È possibile che questo sia dovuto al fatto che anche Caronte giudicava i morti e quindi rappresenti anche lui un giudice, infero però, parallelo ai giudici vivi. (E’ difatti sempre accompagnato da Vanth, demone femminile alato che porta seco una pergamena dove sembra sia scritto quello che il defunto ha fatto in vita, e in base a ciò Caronte punisce!!!).
È altresì vero che parliamo qui di tombe Etrusche, ma d’altro canto è praticamente accertato che i ludes gladiatores furono “inventati” dagli Etruschi e introdotti poi a Roma, come lo furono anche i ludi circenses portati nell’Urbe da Tarquinio Prisco facendo venire dall’Etruria pugili e cavalli (Livio, Ab Urbe Condita, I, 35,9) e poi al momento non conosco descrizioni di Caronti fatte da autori latini durante giochi gladiatori.

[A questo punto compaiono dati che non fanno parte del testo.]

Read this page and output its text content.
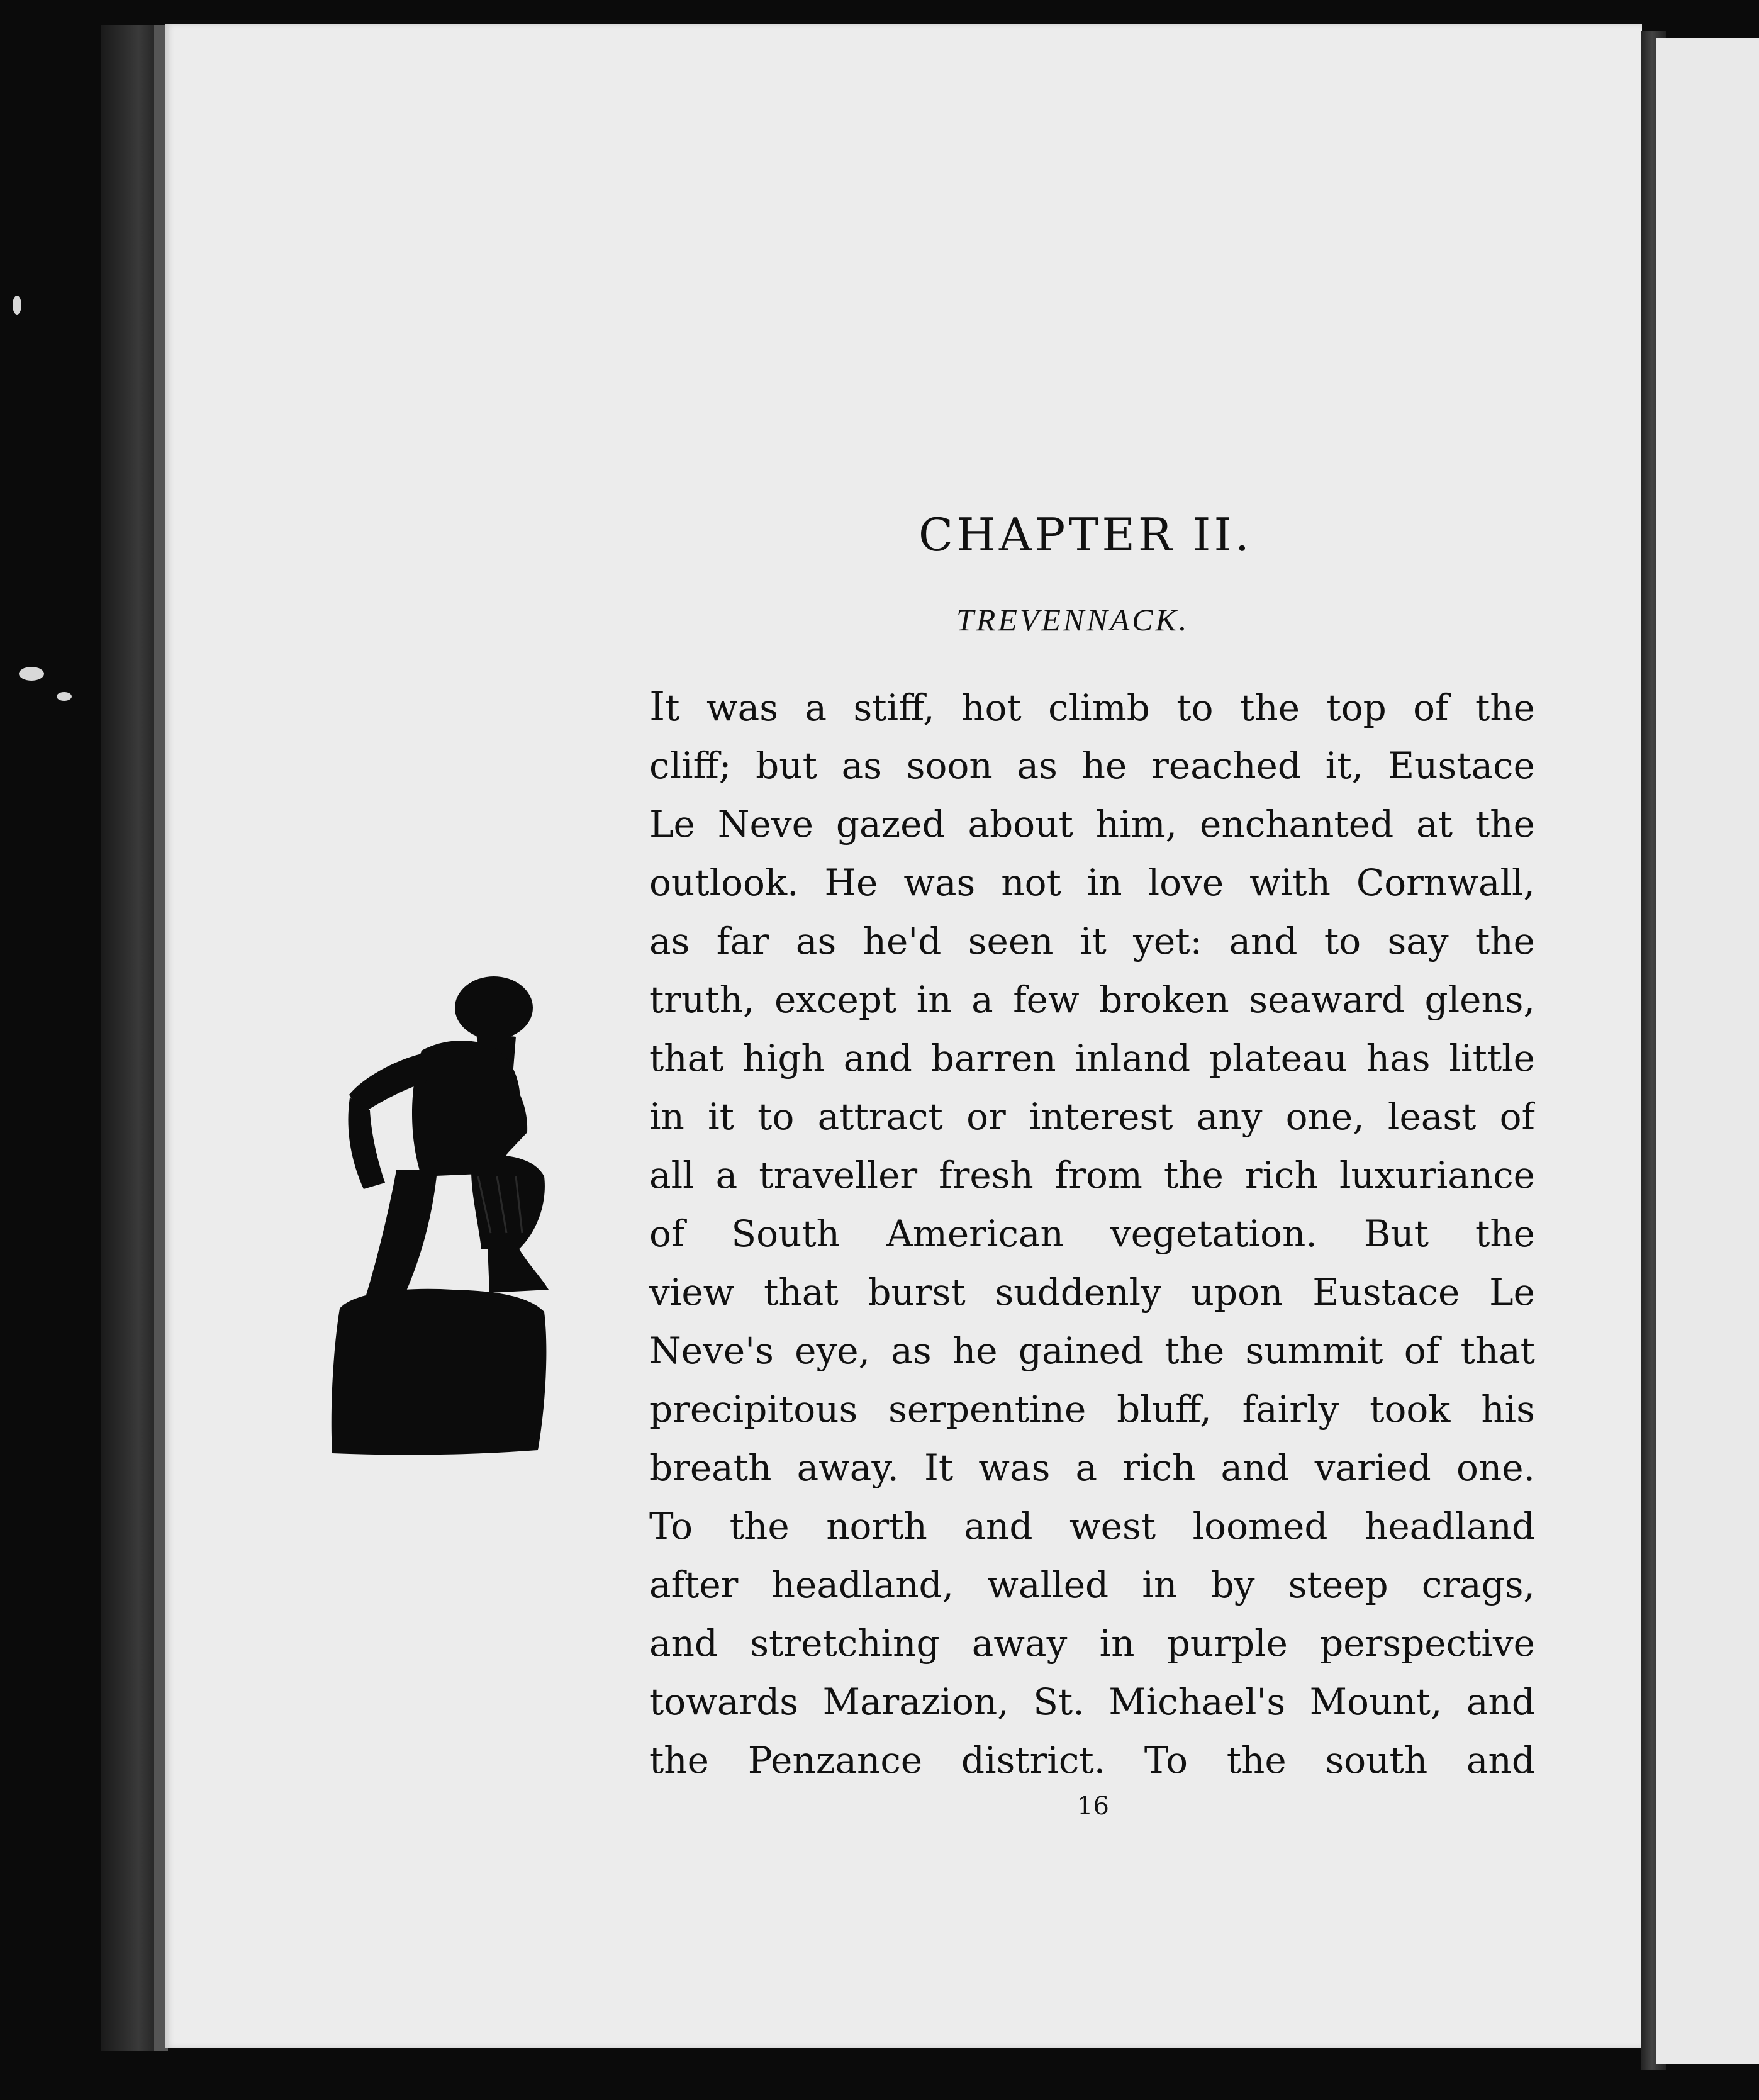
CHAPTER II.
TREVENNACK.
It was a stiff, hot climb to the top of the
cliff; but as soon as he reached it, Eustace
Le Neve gazed about him, enchanted at the
outlook. He was not in love with Cornwall,
as far as he'd seen it yet: and to say the
truth, except in a few broken seaward glens,
that high and barren inland plateau has little
in it to attract or interest any one, least of
all a traveller fresh from the rich luxuriance
of South American vegetation. But the
view that burst suddenly upon Eustace Le
Neve's eye, as he gained the summit of that
precipitous serpentine bluff, fairly took his
breath away. It was a rich and varied one.
To the north and west loomed headland
after headland, walled in by steep crags,
and stretching away in purple perspective
towards Marazion, St. Michael's Mount, and
the Penzance district. To the south and
16
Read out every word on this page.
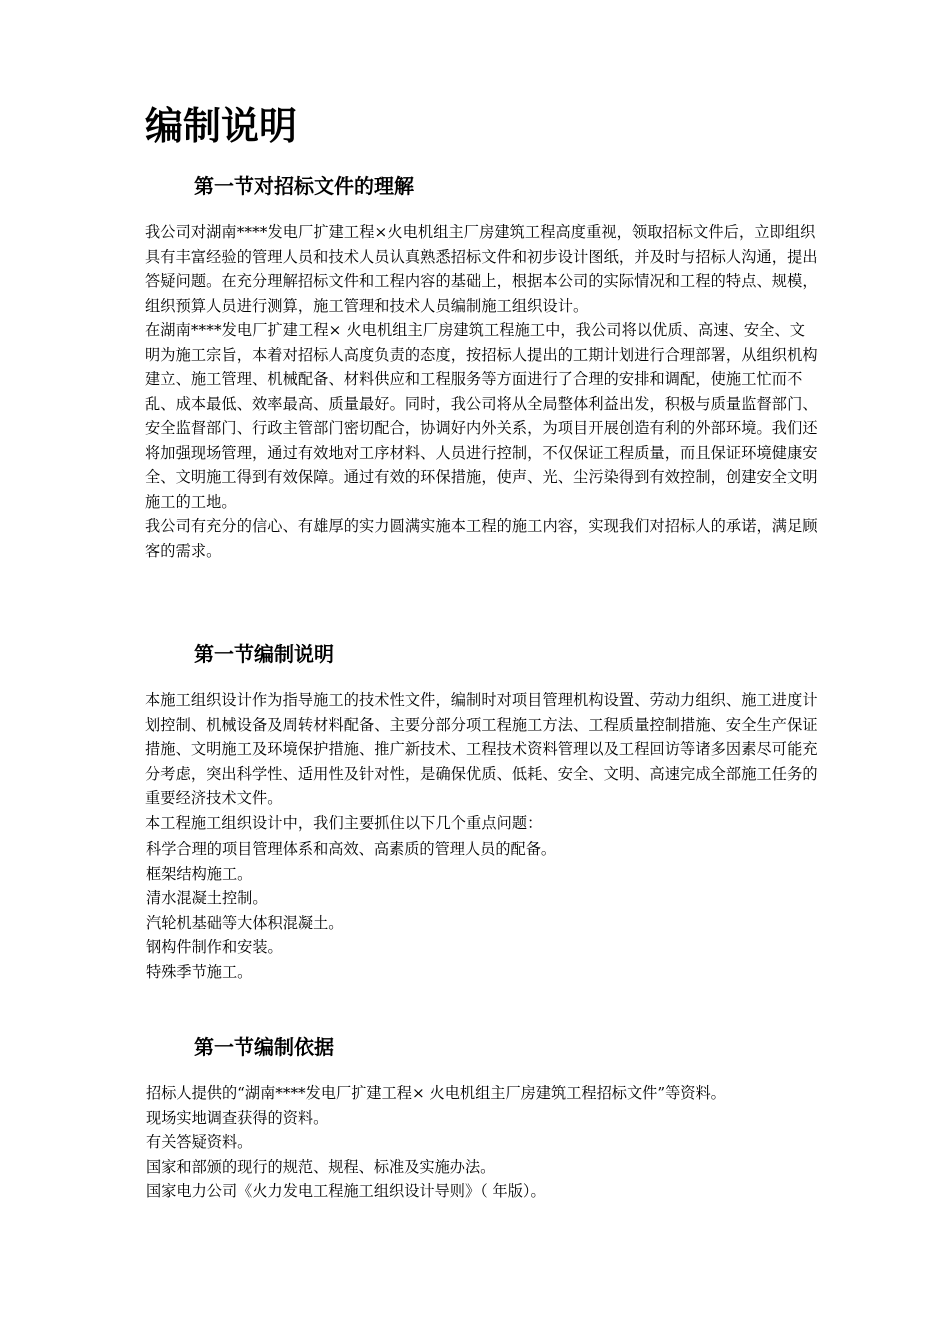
编制说明
第一节对招标文件的理解

我公司对湖南****发电厂扩建工程×火电机组主厂房建筑工程高度重视，领取招标文件后，立即组织具有丰富经验的管理人员和技术人员认真熟悉招标文件和初步设计图纸，并及时与招标人沟通，提出答疑问题。在充分理解招标文件和工程内容的基础上，根据本公司的实际情况和工程的特点、规模，组织预算人员进行测算，施工管理和技术人员编制施工组织设计。

在湖南****发电厂扩建工程× 火电机组主厂房建筑工程施工中，我公司将以优质、高速、安全、文明为施工宗旨，本着对招标人高度负责的态度，按招标人提出的工期计划进行合理部署，从组织机构建立、施工管理、机械配备、材料供应和工程服务等方面进行了合理的安排和调配，使施工忙而不乱、成本最低、效率最高、质量最好。同时，我公司将从全局整体利益出发，积极与质量监督部门、安全监督部门、行政主管部门密切配合，协调好内外关系，为项目开展创造有利的外部环境。我们还将加强现场管理，通过有效地对工序材料、人员进行控制，不仅保证工程质量，而且保证环境健康安全、文明施工得到有效保障。通过有效的环保措施，使声、光、尘污染得到有效控制，创建安全文明施工的工地。

我公司有充分的信心、有雄厚的实力圆满实施本工程的施工内容，实现我们对招标人的承诺，满足顾客的需求。

第一节编制说明

本施工组织设计作为指导施工的技术性文件，编制时对项目管理机构设置、劳动力组织、施工进度计划控制、机械设备及周转材料配备、主要分部分项工程施工方法、工程质量控制措施、安全生产保证措施、文明施工及环境保护措施、推广新技术、工程技术资料管理以及工程回访等诸多因素尽可能充分考虑，突出科学性、适用性及针对性，是确保优质、低耗、安全、文明、高速完成全部施工任务的重要经济技术文件。

本工程施工组织设计中，我们主要抓住以下几个重点问题：

科学合理的项目管理体系和高效、高素质的管理人员的配备。
框架结构施工。
清水混凝土控制。
汽轮机基础等大体积混凝土。
钢构件制作和安装。
特殊季节施工。
第一节编制依据
招标人提供的“湖南****发电厂扩建工程× 火电机组主厂房建筑工程招标文件”等资料。
现场实地调查获得的资料。
有关答疑资料。
国家和部颁的现行的规范、规程、标准及实施办法。
国家电力公司《火力发电工程施工组织设计导则》（ 年版）。
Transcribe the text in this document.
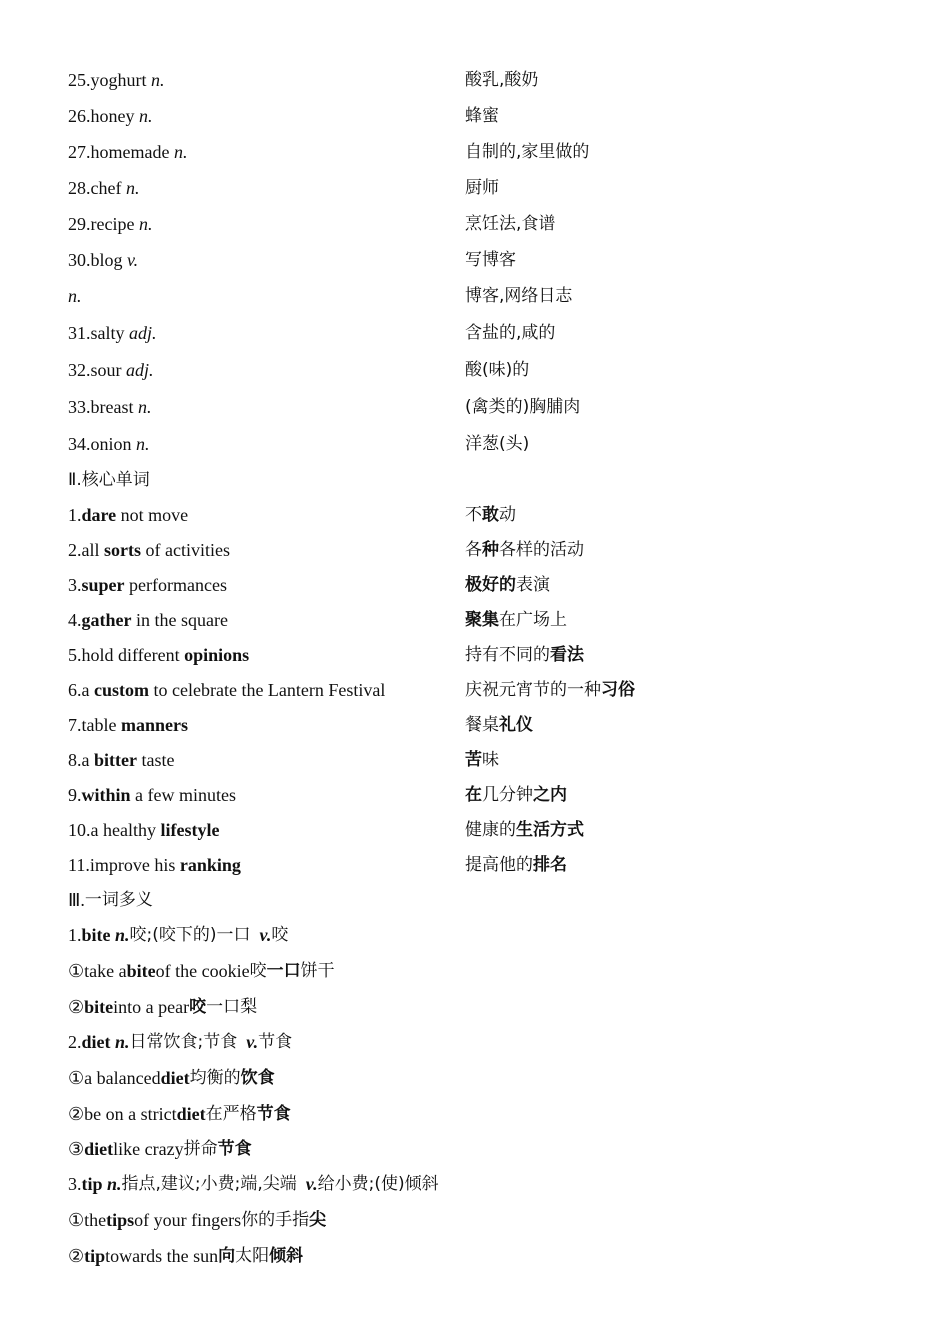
25.yoghurt n.	酸乳,酸奶
26.honey n.	蜂蜜
27.homemade n.	自制的,家里做的
28.chef n.	厨师
29.recipe n.	烹饪法,食谱
30.blog v.	写博客
n.	博客,网络日志
31.salty adj.	含盐的,咸的
32.sour adj.	酸(味)的
33.breast n.	(禽类的)胸脯肉
34.onion n.	洋葱(头)
Ⅱ.核心单词
1.dare not move	不敢动
2.all sorts of activities	各种各样的活动
3.super performances	极好的表演
4.gather in the square	聚集在广场上
5.hold different opinions	持有不同的看法
6.a custom to celebrate the Lantern Festival	庆祝元宵节的一种习俗
7.table manners	餐桌礼仪
8.a bitter taste	苦味
9.within a few minutes	在几分钟之内
10.a healthy lifestyle	健康的生活方式
11.improve his ranking	提高他的排名
Ⅲ. 一词多义
1. bite
n. 咬;(咬下的)一口
v. 咬
① take a bite of the cookie 咬 一口 饼干
② bite into a pear 咬 一口梨
2. diet
n. 日常饮食;节食
v. 节食
① a balanced diet 均衡的 饮食
② be on a strict diet 在严格 节食
③ diet like crazy 拼命 节食
3. tip
n. 指点,建议;小费;端,尖端
v. 给小费;(使)倾斜
① the tips of your fingers 你的手指 尖
② tip towards the sun 向 太阳 倾斜
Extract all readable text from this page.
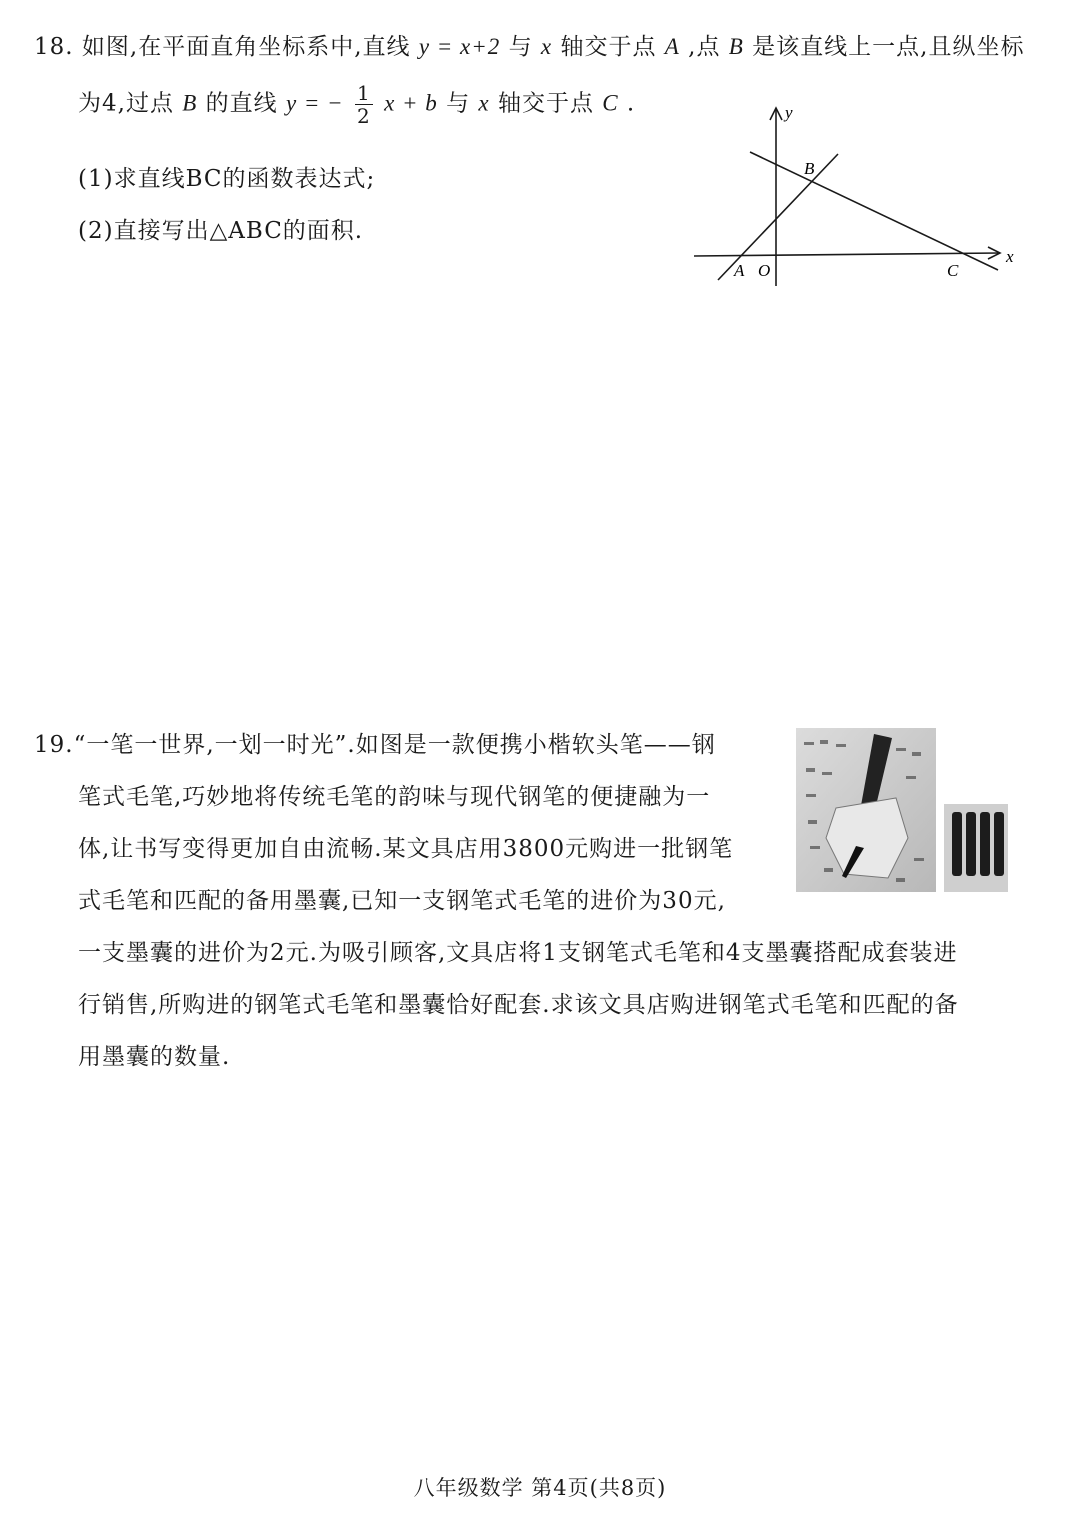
18. 如图,在平面直角坐标系中,直线 y = x+2 与 x 轴交于点 A ,点 B 是该直线上一点,且纵坐标
为4,过点 B 的直线 y = − $\frac{1}{2}$ x + b 与 x 轴交于点 C .
(1)求直线BC的函数表达式;
(2)直接写出△ABC的面积.
y
x
A O
B
C
19.“一笔一世界,一划一时光”.如图是一款便携小楷软头笔——钢
笔式毛笔,巧妙地将传统毛笔的韵味与现代钢笔的便捷融为一
体,让书写变得更加自由流畅.某文具店用3800元购进一批钢笔
式毛笔和匹配的备用墨囊,已知一支钢笔式毛笔的进价为30元,
一支墨囊的进价为2元.为吸引顾客,文具店将1支钢笔式毛笔和4支墨囊搭配成套装进
行销售,所购进的钢笔式毛笔和墨囊恰好配套.求该文具店购进钢笔式毛笔和匹配的备
用墨囊的数量.
八年级数学 第4页(共8页)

Particolarità di Caronte è anche uno strano copricapo a campana (sembra un casco “coloniale”) che vediamo però solamente nella tomba François di Vulci (fig.4), ma che caratterizza inequivocabilmente il demone.
Fig 3 – Tomba degli Anina, Tarquinia III sec. a.C.
Fig 4 – Tomba François di Vulci , seconda metà del IV sec. a.C.
È probabile, anche se parte solo come una mia ipotesi, che invece del Caronte, anche se così è passato alla storia, il personaggio che appariva nei giochi gladiatori come quello che dava il colpo di grazia rituale (o reale) e che portava via il corpo del gladiatore morto, potesse essere quello che gli etruschi chiamavano PHERSU. Vi erano più “Caronti” durante i giochi gladiatori, come ad es. vi erano quelli che con degli uncini prendevano il corpo del morto e lo trascinavano verso la porta libitinaria… ebbene questi figuranti potrebbero essere i “figli lontani” dei Phersu etruschi.
PHERSU
In due punti della tomba degli Auguri (figg. 5 e 6) è raffigurato un uomo barbuto e mascherato, con un corsetto e cappello conico, accanto al quale è posta la scritta Phersu. Per Enrico Montanari, nella parete di dx (fig. 5) questi regola un gioco cruento: è posto alle spalle di un uomo armato di bastone/clava che ha la testa chiusa in un sacco e tenta di difendersi da un mastino che gli addenta la coscia. Nella parete di sx (fig. 6) un altro phersu si allontana a passo di danza, ovvero chiude una scena agonistica tra due pugilatori.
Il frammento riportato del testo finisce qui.